Posted on:2001-07-14Degree:Ph.DType:Dissertation
University:Northwestern UniversityCandidate:Loewenstein, JeffreyFull Text:PDF
GTID:1468390014958875Subject:Psychology
Abstract/Summary:
At our best, we reason flexibly about how two items are alike. For example, we can notice that a map and a city share the same configuration, or that both a shark and a tiger are predators. Across cognition, there is substantial empirical evidence and computational modeling support for the basic importance of relational structure in similarity, categorization, memory retrieval, and inductive reasoning, among other psychological processes. Yet, a robust developmental finding is that children have difficulty understanding relations (e.g., Gentner & Rattermann, 1991; Halford, 1993). For instance, young children are likely to interpret the metaphor “a cloud is like a sponge” as meaning they are both soft and fluffy, rather than comment on the relational commonality that both can hold and release water (Gentner, 1988). The central claim tested in this dissertation was that two experiential processes lead to learning relations: making comparisons and hearing relational language.;Seven experiments and computer modeling results examined how preschool children learn to notice and use similarities based on spatial relations. Children played mapping games in which they were asked to find a toy in a test array after seeing one placed in an initial array. The correct choice was always the one in the same relative position as the one in the initial array. Both comparison and relational language helped children remember the initial toy's location and find the toy in the second array.
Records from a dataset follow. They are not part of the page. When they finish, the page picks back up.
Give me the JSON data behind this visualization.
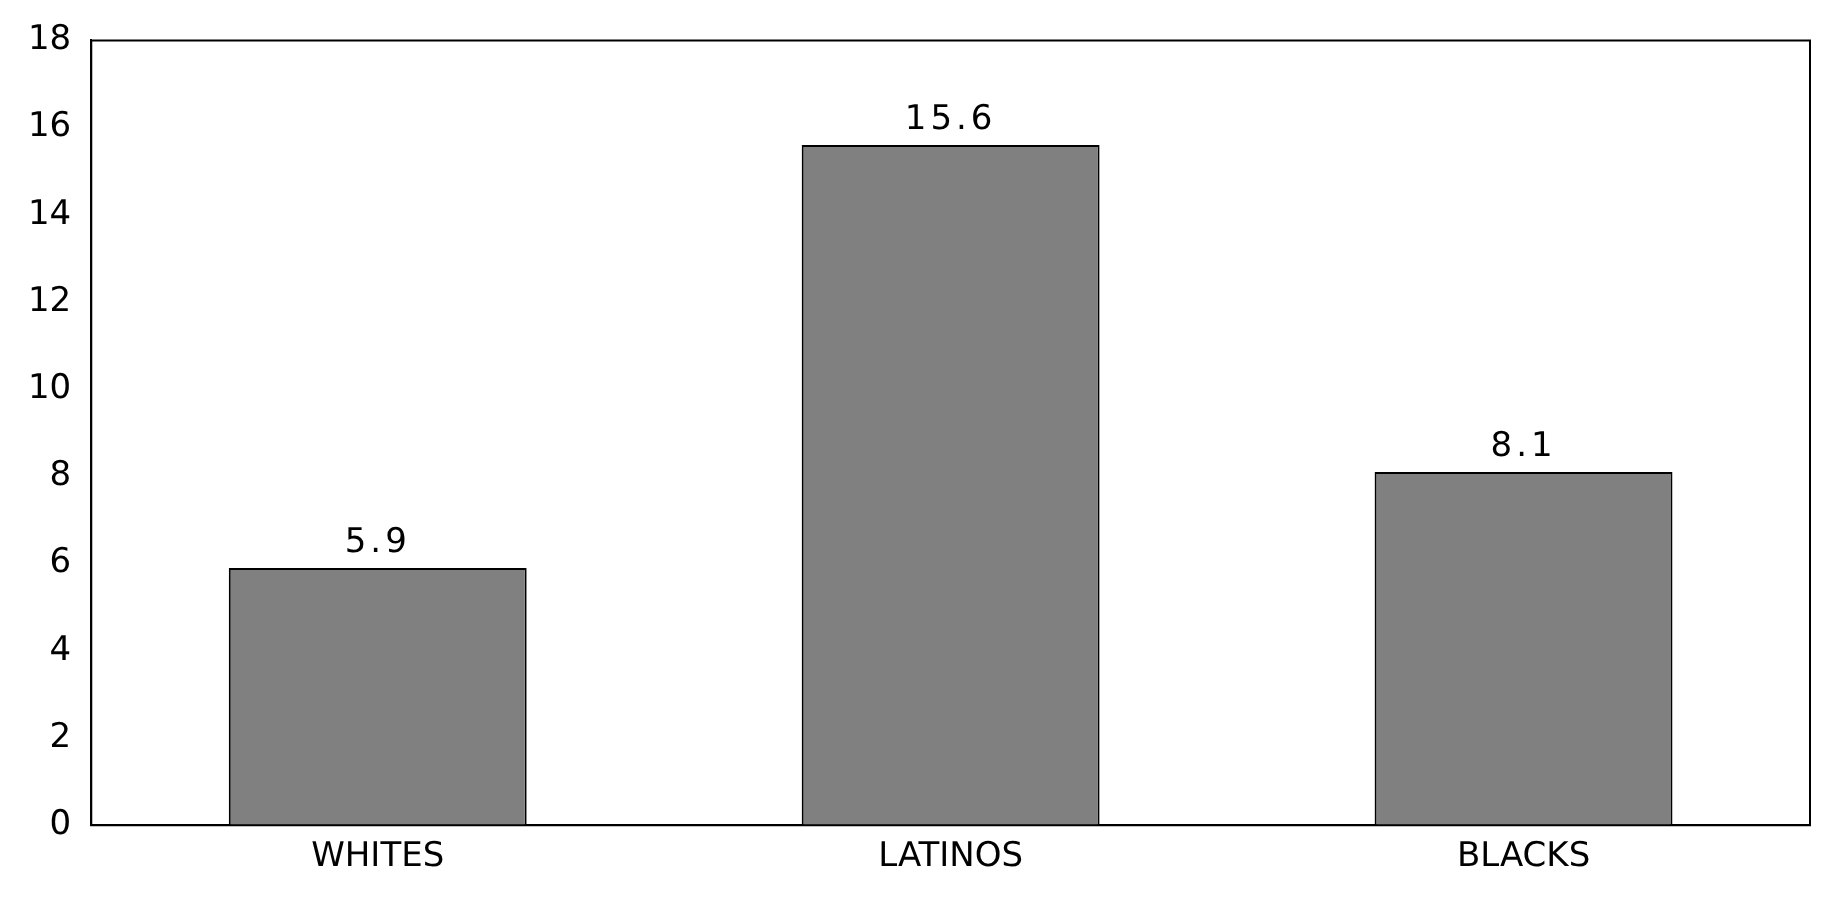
{
  "chart_data": {
    "type": "bar",
    "categories": [
      "WHITES",
      "LATINOS",
      "BLACKS"
    ],
    "values": [
      5.9,
      15.6,
      8.1
    ],
    "color": "#808080",
    "ylim": [
      0,
      18
    ],
    "yticks": [
      0,
      2,
      4,
      6,
      8,
      10,
      12,
      14,
      16,
      18
    ],
    "grid": false,
    "legend": false,
    "data_labels": true
  }
}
Thus, relational language and comparison helped children to encode and map on the basis of spatial relations. These gains were attributed to learning relations, because the comparison and relational language advantages persisted when children were tested with an analogous task, and on the initial task after several days' delay. These findings are consistent with the claim that making comparisons and hearing relational language are means by which children learn relations from experience.